Semua tidak akan tercapai tanpa adanya pelibatan diri dalam perjumpaan dan dialog yang terbuka dan jujur. Dialog adalah jalan menuju kesepahaman dan solusi yang adil untuk menghindari penyakit pra sangka dan stereotip sebagai bibit kebencian. Berdialog, berjumpa dan berinteraksi dalam keragaman bukan meleburkan perbedaan atau berkompromi keyakinan. Semata itu bertujuan untuk menghindari ego dan memupuk simpati dan empati dalam menjaga persatuan.

Konteks berdialog adalah menumbuhkan sikap toleransi dan penghargaan terhadap perbedaan. Toleransi bukanlah kelemahan, melainkan tanda kebijaksanaan. Dalam menghadapi perbedaan pendapat dan keyakinan, kita harus tetap tenang dan menghormati hak setiap individu untuk memiliki pandangan mereka sendiri. Inilah yang membentuk landasan persaudaraan yang kuat.

Provokasi, hasutan, dan propaganda pemecah belah tidak akan tumbuh subur di tengah masyarakat yang dialogis dan toleran. Persaudaraan bukanlah konsep yang terbatas pada kelompok atau komunitas kita sendiri. Ia harus mencakup semua warga negara, termasuk seluruh umat manusia, tanpa memandang agama, suku, atau latar belakang. Inilah wujud dari nilai-nilai universal yang harus kita pegang erat dalam memaknai prinsip kemanusiaan.

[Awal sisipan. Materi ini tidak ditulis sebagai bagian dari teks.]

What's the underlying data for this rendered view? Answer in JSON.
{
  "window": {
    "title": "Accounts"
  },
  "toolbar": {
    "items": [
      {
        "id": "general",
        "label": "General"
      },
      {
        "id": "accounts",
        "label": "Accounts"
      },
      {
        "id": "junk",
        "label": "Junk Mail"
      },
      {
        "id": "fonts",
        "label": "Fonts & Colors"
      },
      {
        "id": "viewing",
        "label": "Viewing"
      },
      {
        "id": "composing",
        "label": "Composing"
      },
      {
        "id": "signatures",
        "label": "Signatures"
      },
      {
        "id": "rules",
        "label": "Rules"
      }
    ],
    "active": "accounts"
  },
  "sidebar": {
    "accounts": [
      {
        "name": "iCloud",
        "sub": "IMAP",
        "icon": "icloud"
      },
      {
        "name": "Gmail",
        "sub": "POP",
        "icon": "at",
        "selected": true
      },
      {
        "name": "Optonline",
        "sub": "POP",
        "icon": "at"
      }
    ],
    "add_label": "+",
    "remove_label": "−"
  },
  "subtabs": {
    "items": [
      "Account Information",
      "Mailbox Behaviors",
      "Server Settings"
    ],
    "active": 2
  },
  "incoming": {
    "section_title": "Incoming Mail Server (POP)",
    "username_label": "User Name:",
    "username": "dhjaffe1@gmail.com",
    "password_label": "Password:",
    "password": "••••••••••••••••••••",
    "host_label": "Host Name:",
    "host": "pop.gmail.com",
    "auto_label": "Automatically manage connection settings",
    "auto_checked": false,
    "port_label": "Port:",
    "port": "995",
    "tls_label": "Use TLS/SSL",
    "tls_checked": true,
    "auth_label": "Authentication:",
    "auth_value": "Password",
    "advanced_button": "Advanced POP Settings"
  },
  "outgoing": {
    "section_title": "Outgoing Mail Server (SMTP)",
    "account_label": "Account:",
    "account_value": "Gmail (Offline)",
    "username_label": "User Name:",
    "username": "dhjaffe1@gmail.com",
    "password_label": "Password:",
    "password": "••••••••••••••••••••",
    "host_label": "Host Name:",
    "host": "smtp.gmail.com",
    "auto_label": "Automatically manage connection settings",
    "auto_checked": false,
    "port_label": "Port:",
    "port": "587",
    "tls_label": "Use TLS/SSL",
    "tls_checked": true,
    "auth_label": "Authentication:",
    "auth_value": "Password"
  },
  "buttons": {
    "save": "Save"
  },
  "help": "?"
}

Hasutan dan narasi pemecah belah seringkali mengobarkan emosi kita. Kita harus tetap bijaksana dan tenang, menghindari tindakan impulsif atau kata-kata yang merusak persaudaraan. Kita jangan pernah terjebak menjadi tumbal-tumbal hasutan dan narasi pemecah belah.

Akhirnya, mari kita selalu mengutamakan dialog dan toleransi dalam membangun persaudaraan yang kuat. Narasi hasutan dan pemecah belah akan selalu timbul dalam bentuk dan rupa yang beragam. Tetapi, persaudaran yang kokoh tidak akan pernah tergoyahkan dengan narasi murahan yang kadang menjual agama, etnis, suku, dan bangsa demi kepentingan politik kekuasaan.